In 1996, "106.7 The End" was launched. This was the beginning of the end for The Zephyr, as The End cut into their ratings significantly. In 1997, the station was sold to Baton Rouge-based Guaranty Broadcasting. On May 12 of that year, the station was flipped to country as WKSY ("Kiss Country 106.1"). Christian Unruh, banned from the station along with the former staff when the format change was imminent, managed to enter the station an hour before midnight and host the last hour, calling each of the former DJs and letting them each say their goodbyes. The last song played on The Zephyr was "Radio, Radio" by Elvis Costello.

In January 2001, the station flipped to adult contemporary as "Sunny 106.1". After Citadel Broadcasting acquired the station in 2005, they flipped it to "Martini 106.1" on November 15 of that same year, along with the WMTI call letters. Originally, WMTI started with a hybrid Smooth Jazz/Adult Standards format, but evolved back to its previous format by adopting a Soft AC direction in early 2007, putting them in direct competition with rival WLMG.

On December 3, 2007, WMTI flipped to oldies, using the satellite feed from ABC Radio's "True Oldies" format. Citadel merged with Cumulus Media on September 16, 2011.

WMTI logo as "The Ticket" (2012–2015)

On January 2, 2012, WMTI changed their format to sports talk, branded as "The Ticket". Most of the station's programming came from CBS Sports Radio. The station had one local afternoon show, The Sports Hangover, hosted by Gus Kattengell. The Ticket hung around for two years, but by the summer of 2015, ratings had dropped precipitously to a 0.7 Nielsen share (still trending up from a 0.0 in the spring ratings.)

On August 26, 2015, WMTI abruptly dropped the sports format in the middle of The Jim Rome Show and began stunting with a loop of "It's the End of the World as We Know It (And I Feel Fine)" by R.E.M. and "The Zephyr Song" by the Red Hot Chili Peppers, telling the audience to listen the following day at 3 PM. At that time, WMTI flipped back to alternative as "106.1 The Underground". The first song under the format was "Good" by Baton Rouge band Better Than Ezra. On September 3, 2015, WMTI changed their call letters to WZRH.

On June 19, 2017, at noon, WZRH swapped formats and call signs with WRKN, as WZRH returned to country, branded as Nash FM 106.1 under the WRKN calls.

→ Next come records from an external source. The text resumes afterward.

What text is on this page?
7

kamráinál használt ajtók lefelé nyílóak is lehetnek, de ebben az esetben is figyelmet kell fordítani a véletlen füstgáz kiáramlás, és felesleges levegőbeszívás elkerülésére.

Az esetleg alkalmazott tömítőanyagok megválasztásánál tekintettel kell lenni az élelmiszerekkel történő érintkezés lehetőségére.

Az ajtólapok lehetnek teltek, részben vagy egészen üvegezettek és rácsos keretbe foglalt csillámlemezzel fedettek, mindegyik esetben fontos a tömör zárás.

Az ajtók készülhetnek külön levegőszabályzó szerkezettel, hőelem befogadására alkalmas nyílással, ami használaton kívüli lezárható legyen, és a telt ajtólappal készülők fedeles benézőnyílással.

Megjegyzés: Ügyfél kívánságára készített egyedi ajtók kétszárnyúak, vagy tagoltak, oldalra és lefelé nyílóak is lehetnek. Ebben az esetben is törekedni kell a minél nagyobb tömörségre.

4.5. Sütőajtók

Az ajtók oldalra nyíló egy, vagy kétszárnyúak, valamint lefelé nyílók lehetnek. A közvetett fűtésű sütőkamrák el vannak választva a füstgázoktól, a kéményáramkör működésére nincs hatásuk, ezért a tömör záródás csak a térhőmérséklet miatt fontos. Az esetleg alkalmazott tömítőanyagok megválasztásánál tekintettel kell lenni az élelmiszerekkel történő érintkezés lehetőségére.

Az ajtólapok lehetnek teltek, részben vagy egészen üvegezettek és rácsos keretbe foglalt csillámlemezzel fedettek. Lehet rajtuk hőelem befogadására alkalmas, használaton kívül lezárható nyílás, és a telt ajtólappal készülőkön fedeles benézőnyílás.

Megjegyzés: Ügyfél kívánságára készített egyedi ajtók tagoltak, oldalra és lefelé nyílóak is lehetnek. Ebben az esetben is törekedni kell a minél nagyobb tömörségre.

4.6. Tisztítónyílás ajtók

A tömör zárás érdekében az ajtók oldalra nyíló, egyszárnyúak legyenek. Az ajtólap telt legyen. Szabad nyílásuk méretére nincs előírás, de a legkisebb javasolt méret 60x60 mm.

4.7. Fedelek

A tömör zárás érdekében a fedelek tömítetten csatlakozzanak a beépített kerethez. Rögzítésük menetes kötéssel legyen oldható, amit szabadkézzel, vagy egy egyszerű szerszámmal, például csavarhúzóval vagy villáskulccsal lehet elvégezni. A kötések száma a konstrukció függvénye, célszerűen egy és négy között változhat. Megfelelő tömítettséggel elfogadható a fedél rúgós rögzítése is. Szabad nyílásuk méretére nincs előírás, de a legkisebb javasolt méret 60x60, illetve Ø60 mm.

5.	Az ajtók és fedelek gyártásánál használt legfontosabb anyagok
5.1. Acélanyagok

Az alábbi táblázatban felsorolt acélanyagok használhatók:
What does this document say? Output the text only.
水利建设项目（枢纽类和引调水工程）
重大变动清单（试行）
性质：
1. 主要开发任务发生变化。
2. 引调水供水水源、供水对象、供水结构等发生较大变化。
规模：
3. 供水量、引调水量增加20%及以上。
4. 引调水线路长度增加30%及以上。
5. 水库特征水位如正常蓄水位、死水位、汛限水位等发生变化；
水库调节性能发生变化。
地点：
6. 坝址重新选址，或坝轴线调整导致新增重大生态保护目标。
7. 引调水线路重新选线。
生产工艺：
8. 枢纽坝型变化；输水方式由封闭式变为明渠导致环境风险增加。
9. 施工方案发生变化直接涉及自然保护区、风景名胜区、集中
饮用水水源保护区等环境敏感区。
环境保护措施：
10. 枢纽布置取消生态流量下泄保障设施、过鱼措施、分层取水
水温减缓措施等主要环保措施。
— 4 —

In November 2018, the station quietly switched to the Nash Icon branding and playlist (and replacing Nash FM's Ty, Kelly & Chuck and Nash Nights Live with syndicated airstaff from WestwoodOne's Nash Icon network).

On March 1, 2024, WRKN changed their format from country back to sports, becoming "106.1 The Ticket" again.

On March 18, 2025, WRKN swapped formats with KKND.